Daniel Marguerat – Paul de Tarse – L’enfant terrible du christianisme
Seuil – avril 2023 – 560 pages –25€
En 2019, le très bon livre de Daniel Marguerat, Vie et destin de Jésus de Nazareth, avait déjà passionné de nombreux membres et sympathisants de la CCBF. Ce nouvel ouvrage entièrement consacré à l’apôtre Paul est également remarquable. Chaque lecteur y fera de nombreuses découvertes et terminera admiratif de la pédagogie tranquille de l’auteur, officiellement historien mais aussi exégète et théologien.
Que retenir de ce monument de 450 pages auxquelles s’ajoutent 25 pages de références et près de 100 pages de notes complémentaires, également intéressantes ?
Tout d’abord, l’auteur s’attache à situer et autant que possible dater chacune des lettres adressées à une communauté spécifique, rencontrée lors de l’un des trois voyages effectués par l’Apôtre. Ces voyages nous sont bien connus grâce à Luc, longtemps compagnon de Paul et auteur des Actes des Apôtres. Depuis des siècles, la liturgie catholique nous propose des extraits des fameuses épitres en les isolant de leur contexte. Au contraire, l’historien insiste pour situer chaque document écrit par l’expéditeur et lu par ses destinataires dans des lieux et à des moments bien définis. Certains des propos de Paul sont clairement dictés par les circonstances : ils sont bien identifiés comme tels et simplement destinés à réconforter ou à éclairer telle ou telle communauté dans des situations bien particulières.
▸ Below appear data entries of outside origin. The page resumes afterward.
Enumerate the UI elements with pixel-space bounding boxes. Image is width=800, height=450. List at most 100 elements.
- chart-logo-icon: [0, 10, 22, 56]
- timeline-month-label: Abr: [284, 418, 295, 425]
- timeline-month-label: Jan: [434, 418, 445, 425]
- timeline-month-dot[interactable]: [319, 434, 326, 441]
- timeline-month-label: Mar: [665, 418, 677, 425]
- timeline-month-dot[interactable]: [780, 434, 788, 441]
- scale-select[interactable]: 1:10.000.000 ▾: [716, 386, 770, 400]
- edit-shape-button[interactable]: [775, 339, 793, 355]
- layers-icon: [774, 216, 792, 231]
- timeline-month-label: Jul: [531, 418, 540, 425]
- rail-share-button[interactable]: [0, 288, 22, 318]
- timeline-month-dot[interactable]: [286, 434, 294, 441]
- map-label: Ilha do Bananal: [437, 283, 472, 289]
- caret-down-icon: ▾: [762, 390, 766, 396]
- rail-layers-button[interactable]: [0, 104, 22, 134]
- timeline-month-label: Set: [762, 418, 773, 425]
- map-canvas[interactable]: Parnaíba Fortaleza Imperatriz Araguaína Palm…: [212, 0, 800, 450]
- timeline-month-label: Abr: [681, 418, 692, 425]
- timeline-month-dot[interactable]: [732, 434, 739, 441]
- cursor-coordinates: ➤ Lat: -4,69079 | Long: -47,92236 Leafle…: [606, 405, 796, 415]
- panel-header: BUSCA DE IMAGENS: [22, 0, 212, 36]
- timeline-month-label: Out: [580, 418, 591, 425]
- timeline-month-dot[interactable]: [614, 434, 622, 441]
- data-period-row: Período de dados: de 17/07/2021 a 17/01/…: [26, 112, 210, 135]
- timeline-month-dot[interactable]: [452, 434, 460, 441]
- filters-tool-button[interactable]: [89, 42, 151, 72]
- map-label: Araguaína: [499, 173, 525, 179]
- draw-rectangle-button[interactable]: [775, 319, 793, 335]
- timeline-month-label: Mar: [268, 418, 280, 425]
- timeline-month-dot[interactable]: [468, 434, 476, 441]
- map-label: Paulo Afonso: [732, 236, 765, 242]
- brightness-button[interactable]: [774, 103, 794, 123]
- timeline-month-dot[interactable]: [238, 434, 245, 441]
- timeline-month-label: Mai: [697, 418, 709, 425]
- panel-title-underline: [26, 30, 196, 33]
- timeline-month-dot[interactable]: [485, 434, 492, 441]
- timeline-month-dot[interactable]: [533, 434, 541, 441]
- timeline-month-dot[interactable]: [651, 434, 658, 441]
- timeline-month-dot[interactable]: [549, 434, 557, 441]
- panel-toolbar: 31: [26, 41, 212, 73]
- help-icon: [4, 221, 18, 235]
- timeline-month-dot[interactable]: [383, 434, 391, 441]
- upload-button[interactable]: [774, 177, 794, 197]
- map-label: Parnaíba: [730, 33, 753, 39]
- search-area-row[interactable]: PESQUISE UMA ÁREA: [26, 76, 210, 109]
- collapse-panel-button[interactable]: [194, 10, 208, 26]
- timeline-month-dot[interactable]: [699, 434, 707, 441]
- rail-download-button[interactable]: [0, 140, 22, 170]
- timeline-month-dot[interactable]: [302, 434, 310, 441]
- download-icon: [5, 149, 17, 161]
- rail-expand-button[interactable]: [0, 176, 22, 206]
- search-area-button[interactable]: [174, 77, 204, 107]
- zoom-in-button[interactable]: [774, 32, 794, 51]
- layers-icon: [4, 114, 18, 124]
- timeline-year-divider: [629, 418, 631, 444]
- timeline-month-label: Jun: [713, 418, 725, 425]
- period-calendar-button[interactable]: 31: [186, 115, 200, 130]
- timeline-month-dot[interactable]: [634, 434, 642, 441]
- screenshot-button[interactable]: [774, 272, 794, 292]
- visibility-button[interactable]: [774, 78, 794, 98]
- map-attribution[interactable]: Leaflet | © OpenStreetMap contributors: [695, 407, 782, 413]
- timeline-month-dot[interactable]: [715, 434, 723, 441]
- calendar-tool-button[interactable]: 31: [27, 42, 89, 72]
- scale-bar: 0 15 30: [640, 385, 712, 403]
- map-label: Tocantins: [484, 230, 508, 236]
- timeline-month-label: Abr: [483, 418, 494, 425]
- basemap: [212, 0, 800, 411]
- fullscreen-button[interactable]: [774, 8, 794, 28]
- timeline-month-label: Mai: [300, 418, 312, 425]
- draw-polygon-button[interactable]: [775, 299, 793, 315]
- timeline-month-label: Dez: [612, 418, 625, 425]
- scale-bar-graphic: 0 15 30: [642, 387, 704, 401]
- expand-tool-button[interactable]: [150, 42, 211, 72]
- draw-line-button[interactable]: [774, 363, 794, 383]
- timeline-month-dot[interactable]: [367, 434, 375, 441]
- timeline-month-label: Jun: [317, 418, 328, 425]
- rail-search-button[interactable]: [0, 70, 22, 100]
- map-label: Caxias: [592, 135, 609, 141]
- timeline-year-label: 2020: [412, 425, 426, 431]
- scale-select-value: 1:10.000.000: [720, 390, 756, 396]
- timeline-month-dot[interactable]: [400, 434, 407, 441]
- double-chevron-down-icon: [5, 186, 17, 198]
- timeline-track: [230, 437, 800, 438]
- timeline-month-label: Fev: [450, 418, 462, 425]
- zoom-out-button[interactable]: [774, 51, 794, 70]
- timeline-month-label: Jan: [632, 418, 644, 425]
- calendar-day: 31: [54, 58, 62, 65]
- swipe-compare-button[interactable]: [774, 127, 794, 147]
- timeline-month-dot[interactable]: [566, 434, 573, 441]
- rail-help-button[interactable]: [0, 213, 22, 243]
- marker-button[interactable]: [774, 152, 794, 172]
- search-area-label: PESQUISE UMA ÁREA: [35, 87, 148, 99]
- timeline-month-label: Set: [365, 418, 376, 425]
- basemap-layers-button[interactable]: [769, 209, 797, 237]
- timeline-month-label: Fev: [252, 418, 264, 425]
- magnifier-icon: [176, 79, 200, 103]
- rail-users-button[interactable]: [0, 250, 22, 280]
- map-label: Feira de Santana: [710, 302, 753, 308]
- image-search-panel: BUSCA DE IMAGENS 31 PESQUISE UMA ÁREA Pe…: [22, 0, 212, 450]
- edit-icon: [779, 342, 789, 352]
Daniel Marguerat consacre cinq chapitres à analyser une par une les cinq lettres écrites (ou dictées) par Paul lui-même. Il les distingue bien de toutes les autres qui furent écrites, après la mort de Paul, par ses premiers compagnons puis plus tard par des commentateurs inspirés par son enseignement jusqu’à Saint Irénée.
Une question essentielle, abordées à plusieurs reprises dans le livre, concerne la querelle historique entre d’une part l’église de Jérusalem sous l’autorité de l’apôtre Jacques, et d’autre part Paul apôtre des « gentils ». Le premier est convaincu que le respect des commandements de la loi juive est nécessaire pour quiconque veut s’attacher au Christ. Le second défend âprement la conviction que seule la foi en Jésus de Nazareth ressuscité est nécessaire pour être sauvé. Cette « querelle » fut l’objet principal de la Réforme luthérienne. Même atténuée, elle subsiste de nos jours, entre les catholiques moralistes et les réformés attachés d’abord au salut par la Foi en Christ, au sein d’églises sans prêtres ni pénitence.
La dernière partie de l’ouvrage pourrait être lue et étudiée séparément. Elle propose avec une remarquable pédagogie un examen des principaux enjeux de la Foi selon Paul mais aussi selon Daniel Marguerat car ce dernier n’hésite pas à exprimer clairement son avis personnel sur plusieurs points qui furent longtemps et sont encore l’objet de controverses entre théologiens.
Daniel Gufflet, au nom du Comité de lecture.